Anderson has been in Holly for three generations, and he remembers the good old days. Three grocery stores. Two dry cleaners. Two car dealerships. Two barbershops. A Main Street where, on a Saturday night, “You couldn’t hardly find a place to park.”

Rebuilding the town

He said he believes Holly may be on the cusp of a rebirth.

At the same time, it’s clear that psychological scars remain a year after the twister hit.

“Most people are doing well,” said Cathcart, the bank president. “Some I can still see the pain on their faces.”

A few families left town. A few homes won’t be rebuilt.

Thirteen trailers provided by the federal government remain – 10 in town, three outside Holly – and several are still occupied by families who haven’t gotten as far as rebuilding.

Even Town Administrator Marsha Willhite, who is juggling a variety of projects aimed at rebuilding and revitalizing Holly, experiences moments of distress when she thinks about the tornado and what it wrought.

“I call it meltdown, and I have them,” Willhite said.

“I try for it to be behind this closed door and not in public.”

There is the controversy over what to do with First Baptist Church, a mainstay on U.S. 50 since the 1920s that looks to be intact but was condemned after engineers concluded the tornado rendered it structurally unsound.

The question of whether to repair the building or knock it down and build a new church has divided the congregation.

At a recent meeting, the church’s leaders decided to demolish and start over.

“Sometimes you have to move on,” said the Rev. Ralph Plummer, who has been at First Baptist for 20 years. “This might be the time.”

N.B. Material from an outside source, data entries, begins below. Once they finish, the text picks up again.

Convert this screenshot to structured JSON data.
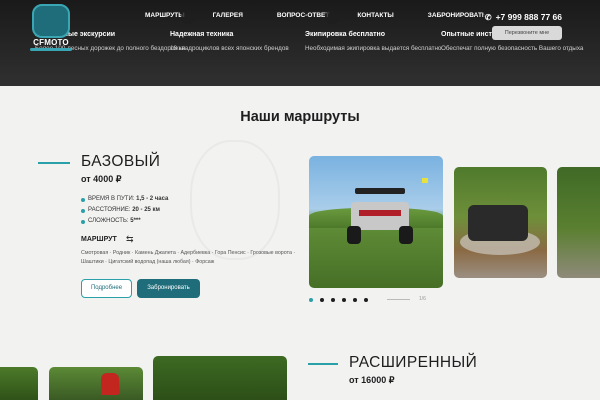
{
  "header": {
    "logo_text": "CFMOTO",
    "nav": [
      {
        "label": "Маршруты"
      },
      {
        "label": "Галерея"
      },
      {
        "label": "Вопрос-ответ"
      },
      {
        "label": "Контакты"
      },
      {
        "label": "Забронировать"
      }
    ],
    "phone": "+7 999 888 77 66",
    "callback_label": "Перезвоните мне",
    "features": [
      {
        "title": "Уникальные экскурсии",
        "text": "Более 100 лесных дорожек до полного бездорожья"
      },
      {
        "title": "Надежная техника",
        "text": "18 квадроциклов всех японских брендов"
      },
      {
        "title": "Экипировка бесплатно",
        "text": "Необходимая экипировка выдается бесплатно"
      },
      {
        "title": "Опытные инструкторы",
        "text": "Обеспечат полную безопасность Вашего отдыха"
      }
    ]
  },
  "section_title": "Наши маршруты",
  "routes": [
    {
      "name": "БАЗОВЫЙ",
      "price": "от 4000 ₽",
      "specs": [
        {
          "label": "Время в пути:",
          "value": "1,5 - 2 часа"
        },
        {
          "label": "Расстояние:",
          "value": "20 - 25 км"
        },
        {
          "label": "Сложность:",
          "value": "5***"
        }
      ],
      "route_label": "Маршрут",
      "path": "Смотровая · Родник · Камень Джапета · Адербиевка · Гора Пенсис · Грозовые ворота · Шаштики · Цигатский водопад (наша любая) · Форсаж",
      "btn_details": "Подробнее",
      "btn_book": "Забронировать"
    },
    {
      "name": "РАСШИРЕННЫЙ",
      "price": "от 16000 ₽"
    }
  ],
  "slider": {
    "counter": "1/6"
  },
  "icons": {
    "phone": "phone-icon",
    "route": "route-icon"
  },
  "colors": {
    "accent": "#2aa0a8",
    "primary_button": "#1f6d7a",
    "header_bg": "#3a3a3a"
  }
}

On the other side is Ruth Wardlow, 85. A lifelong member, she refuses to go to the funeral chapel where First Baptist’s services are being held temporarily – she says she figures she’ll be there soon enough. She lives across the street from First Baptist, can see the orange “condemned” sign stapled to the plywood covering what used to be the front door. And she can’t stand the thought that it might be razed.

“That just makes me sick,” she said.

Coming together

But there is also a story of togetherness in Holly.

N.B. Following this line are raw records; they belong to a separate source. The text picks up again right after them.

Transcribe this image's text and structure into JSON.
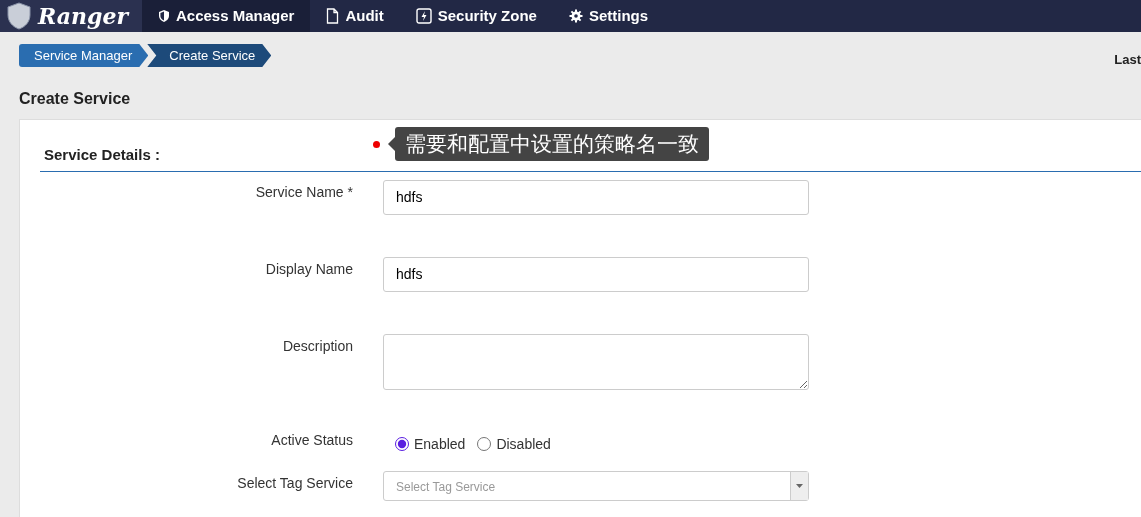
{
  "navbar": {
    "brand": "Ranger",
    "items": [
      {
        "label": "Access Manager",
        "selected": true
      },
      {
        "label": "Audit",
        "selected": false
      },
      {
        "label": "Security Zone",
        "selected": false
      },
      {
        "label": "Settings",
        "selected": false
      }
    ]
  },
  "breadcrumb": [
    "Service Manager",
    "Create Service"
  ],
  "last_updated_label": "Last",
  "page_title": "Create Service",
  "annotation": "需要和配置中设置的策略名一致",
  "section_title": "Service Details :",
  "fields": [
    {
      "kind": "input",
      "label": "Service Name *",
      "value": "hdfs"
    },
    {
      "kind": "input",
      "label": "Display Name",
      "value": "hdfs"
    },
    {
      "kind": "textarea",
      "label": "Description"
    },
    {
      "kind": "radio",
      "label": "Active Status",
      "options": [
        {
          "label": "Enabled",
          "selected": true
        },
        {
          "label": "Disabled",
          "selected": false
        }
      ]
    },
    {
      "kind": "select",
      "label": "Select Tag Service",
      "placeholder": "Select Tag Service"
    }
  ]
}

It’s happening every Friday, Saturday and Sunday at the Holly Theater, an art deco moviehouse on Main Street that has become the community’s self-help center. The city owns the building, and the volunteer group, Holly Pride, operates the theater, where tickets are $4 and a decent-sized popcorn and a big Coke will set a patron back $2.

And the town has adopted supporting the theater as a way to help Holly, flocking to not-quite-first-run family-friendly movies—last week was The Bucket List and this week is Juno—as a way to promote a sense of community and pump new life into the struggling burg.

Already, Holly Pride has invested profits from the theater in other projects, including a youth center.

Some nights its 199 seats are nearly all filled. Some nights, 40 or 50 people come out.

The show goes on. Just as life goes on in Holly, a year after a tornado shook this town to its core.